I use your preamble in Minima Ethnografica as the key text in teaching visual anthropology and have also explored the resonances between your framing of different kinds of inter-subjectivity in my research and involvement in the movement/dance form of Contact Improvisation, which I feel gives unique experiential insights of your framing and which I am currently exploring. I think there are wonderful ways in which visual anthropology can deliver, if carried out with collaboration and co-creation, some of the experiential insights and framings you argue for.I can imagine how busy you are but I thought you might be interested in my recent project for that reason. My work has resonances with what the Sensory Ethnography Lab in your institution is doing, but I push my work more into spaces of collaboration and co-creation and the use of feedback. I feel, and will be arguing that the dance form of CI give unique opportunities to explore intersubjectivity experientially.Here is the research website and a link to the film: https://researchingcontactimprovisation.com/
This is a small token of gratitude for all the inspiration you have given my students and I over the years.
Kind regards,
Mike
From: Jackson, Michael D.
Sent: 16 December 2014 17:46
Dear Mike,
I’ve spent a good part of this morning watching the contact improv film and reading your account of efficacious healing in Tonga. Time very well spent! I’ve some personal experience of contact improv, which came out of my training in Iyengar yoga and Tai Kwan Do, and felt very much at home in the Freiburg setting (incidentally, I was in Freiburg last month interviewing a German graphic artist as part of my new book on art and religion). As for the Tonga piece, it’s impressive how well you bring together theoretical literature of models of healing and the ethnographic case you focus on, developing an edifying dialogue between issues in medical anthropological and real-life dilemmas and strategies that accompany life-threatening illness.

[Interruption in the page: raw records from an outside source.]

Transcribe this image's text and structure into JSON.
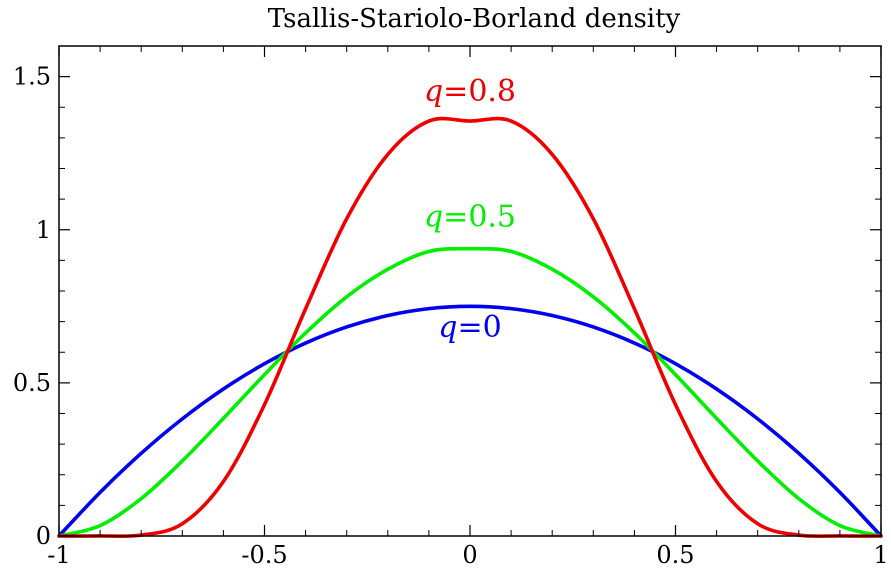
{
  "chart_data": {
    "type": "line",
    "title": "Tsallis-Stariolo-Borland density",
    "xlabel": "",
    "ylabel": "",
    "xlim": [
      -1,
      1
    ],
    "ylim": [
      0,
      1.6
    ],
    "grid": false,
    "x_ticks": [
      {
        "value": -1,
        "label": "-1"
      },
      {
        "value": -0.5,
        "label": "-0.5"
      },
      {
        "value": 0,
        "label": "0"
      },
      {
        "value": 0.5,
        "label": "0.5"
      },
      {
        "value": 1,
        "label": "1"
      }
    ],
    "y_ticks": [
      {
        "value": 0,
        "label": "0"
      },
      {
        "value": 0.5,
        "label": "0.5"
      },
      {
        "value": 1,
        "label": "1"
      },
      {
        "value": 1.5,
        "label": "1.5"
      }
    ],
    "x": [
      -1,
      -0.9,
      -0.8,
      -0.7,
      -0.6,
      -0.5,
      -0.4,
      -0.3,
      -0.2,
      -0.1,
      0,
      0.1,
      0.2,
      0.3,
      0.4,
      0.5,
      0.6,
      0.7,
      0.8,
      0.9,
      1
    ],
    "series": [
      {
        "name": "q = 0",
        "label": {
          "var": "q",
          "eq": "=",
          "val": "0"
        },
        "label_at": [
          0,
          0.65
        ],
        "color": "#0000ee",
        "values": [
          0,
          0.1425,
          0.27,
          0.3825,
          0.48,
          0.5625,
          0.63,
          0.6825,
          0.72,
          0.7425,
          0.75,
          0.7425,
          0.72,
          0.6825,
          0.63,
          0.5625,
          0.48,
          0.3825,
          0.27,
          0.1425,
          0
        ]
      },
      {
        "name": "q = 0.5",
        "label": {
          "var": "q",
          "eq": "=",
          "val": "0.5"
        },
        "label_at": [
          0,
          1.01
        ],
        "color": "#00ee00",
        "values": [
          0,
          0.034,
          0.122,
          0.245,
          0.384,
          0.527,
          0.663,
          0.781,
          0.871,
          0.929,
          0.938,
          0.929,
          0.871,
          0.781,
          0.663,
          0.527,
          0.384,
          0.245,
          0.122,
          0.034,
          0
        ]
      },
      {
        "name": "q = 0.8",
        "label": {
          "var": "q",
          "eq": "=",
          "val": "0.8"
        },
        "label_at": [
          0,
          1.42
        ],
        "color": "#ee0000",
        "values": [
          0,
          0.0001,
          0.003,
          0.04,
          0.178,
          0.429,
          0.742,
          1.036,
          1.246,
          1.355,
          1.355,
          1.355,
          1.246,
          1.036,
          0.742,
          0.429,
          0.178,
          0.04,
          0.003,
          0.0001,
          0
        ]
      }
    ]
  }
}
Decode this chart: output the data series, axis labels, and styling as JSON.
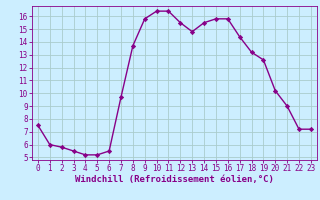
{
  "x": [
    0,
    1,
    2,
    3,
    4,
    5,
    6,
    7,
    8,
    9,
    10,
    11,
    12,
    13,
    14,
    15,
    16,
    17,
    18,
    19,
    20,
    21,
    22,
    23
  ],
  "y": [
    7.5,
    6.0,
    5.8,
    5.5,
    5.2,
    5.2,
    5.5,
    9.7,
    13.7,
    15.8,
    16.4,
    16.4,
    15.5,
    14.8,
    15.5,
    15.8,
    15.8,
    14.4,
    13.2,
    12.6,
    10.2,
    9.0,
    7.2,
    7.2
  ],
  "line_color": "#880088",
  "marker": "D",
  "marker_size": 2.2,
  "bg_color": "#cceeff",
  "grid_color": "#aacccc",
  "xlabel": "Windchill (Refroidissement éolien,°C)",
  "xlabel_color": "#880088",
  "ylim": [
    4.8,
    16.8
  ],
  "xlim": [
    -0.5,
    23.5
  ],
  "yticks": [
    5,
    6,
    7,
    8,
    9,
    10,
    11,
    12,
    13,
    14,
    15,
    16
  ],
  "xticks": [
    0,
    1,
    2,
    3,
    4,
    5,
    6,
    7,
    8,
    9,
    10,
    11,
    12,
    13,
    14,
    15,
    16,
    17,
    18,
    19,
    20,
    21,
    22,
    23
  ],
  "tick_color": "#880088",
  "tick_fontsize": 5.5,
  "xlabel_fontsize": 6.5
}
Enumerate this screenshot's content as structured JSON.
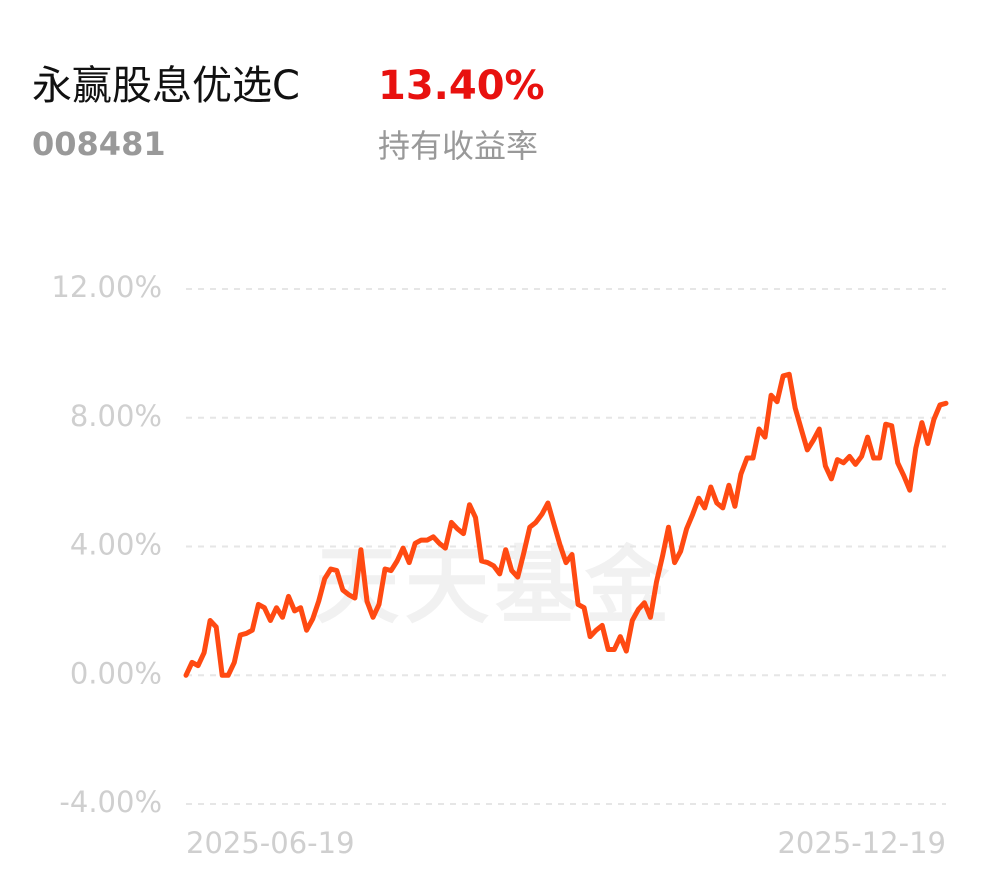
{
  "header": {
    "fund_name": "永赢股息优选C",
    "return_value": "13.40%",
    "fund_code": "008481",
    "return_label": "持有收益率"
  },
  "watermark": "天天基金",
  "chart_data": {
    "type": "line",
    "categories": [
      "2025-06-19",
      null,
      null,
      null,
      null,
      null,
      null,
      null,
      null,
      null,
      null,
      null,
      null,
      null,
      null,
      null,
      null,
      null,
      null,
      null,
      null,
      null,
      null,
      null,
      null,
      null,
      null,
      null,
      null,
      null,
      null,
      null,
      null,
      null,
      null,
      null,
      null,
      null,
      null,
      null,
      null,
      null,
      null,
      null,
      null,
      null,
      null,
      null,
      null,
      null,
      null,
      null,
      null,
      null,
      null,
      null,
      null,
      null,
      null,
      null,
      null,
      null,
      null,
      null,
      null,
      null,
      null,
      null,
      null,
      null,
      null,
      null,
      null,
      null,
      null,
      null,
      null,
      null,
      null,
      null,
      null,
      null,
      null,
      null,
      null,
      null,
      null,
      null,
      null,
      null,
      null,
      null,
      null,
      null,
      null,
      null,
      null,
      null,
      null,
      null,
      null,
      null,
      null,
      null,
      null,
      null,
      null,
      null,
      null,
      null,
      null,
      null,
      null,
      null,
      null,
      null,
      null,
      null,
      null,
      null,
      null,
      null,
      null,
      null,
      null,
      null,
      "2025-12-19"
    ],
    "series": [
      {
        "name": "持有收益率",
        "color": "#ff4a12",
        "values": [
          0,
          0.4,
          0.3,
          0.7,
          1.7,
          1.5,
          0,
          0,
          0.4,
          1.25,
          1.3,
          1.4,
          2.2,
          2.1,
          1.7,
          2.1,
          1.8,
          2.45,
          2.0,
          2.1,
          1.4,
          1.75,
          2.3,
          3.0,
          3.3,
          3.25,
          2.65,
          2.5,
          2.4,
          3.9,
          2.3,
          1.8,
          2.2,
          3.3,
          3.25,
          3.55,
          3.95,
          3.5,
          4.1,
          4.2,
          4.2,
          4.3,
          4.1,
          3.95,
          4.75,
          4.55,
          4.4,
          5.3,
          4.9,
          3.55,
          3.5,
          3.4,
          3.15,
          3.9,
          3.25,
          3.05,
          3.8,
          4.6,
          4.75,
          5.0,
          5.35,
          4.7,
          4.05,
          3.5,
          3.75,
          2.2,
          2.1,
          1.2,
          1.4,
          1.55,
          0.8,
          0.8,
          1.2,
          0.75,
          1.7,
          2.05,
          2.25,
          1.8,
          2.9,
          3.7,
          4.6,
          3.5,
          3.85,
          4.55,
          5.0,
          5.5,
          5.2,
          5.85,
          5.35,
          5.2,
          5.9,
          5.25,
          6.25,
          6.75,
          6.75,
          7.65,
          7.4,
          8.7,
          8.5,
          9.3,
          9.35,
          8.3,
          7.65,
          7.0,
          7.3,
          7.65,
          6.5,
          6.1,
          6.7,
          6.6,
          6.8,
          6.55,
          6.8,
          7.4,
          6.75,
          6.75,
          7.8,
          7.75,
          6.6,
          6.2,
          5.75,
          7.05,
          7.85,
          7.2,
          7.95,
          8.4,
          8.45
        ]
      }
    ],
    "ylim": [
      -4,
      12
    ],
    "yticks": [
      {
        "value": -4,
        "label": "-4.00%"
      },
      {
        "value": 0,
        "label": "0.00%"
      },
      {
        "value": 4,
        "label": "4.00%"
      },
      {
        "value": 8,
        "label": "8.00%"
      },
      {
        "value": 12,
        "label": "12.00%"
      }
    ],
    "grid": true
  }
}
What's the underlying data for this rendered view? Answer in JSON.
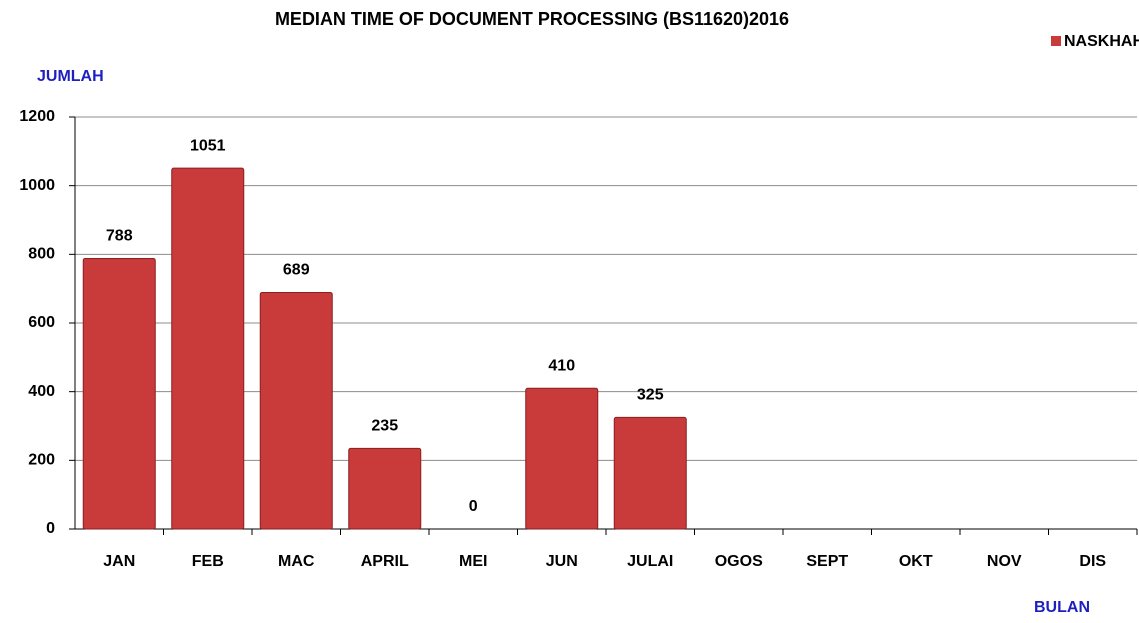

In every respect, you are realizing my more specifically literary goal of combining or juxtaposing (not integrating or assimilating) media that show/describe and media that comment/analyze/explain. How can we have it both ways? I love the way your work crosses between these two very different ways of exploring and responding to our embodiment, in sickness and in health. It lifts my spirits, knowing that anthropology is moving in such novel and thrilling directions, transgressing or dismissing old borderlines, trying out new forms of direct experience, and looking for new ways of reporting on those experiences.
With many thanks for sharing your work and providing such excitement to my otherwise academically stuffy day!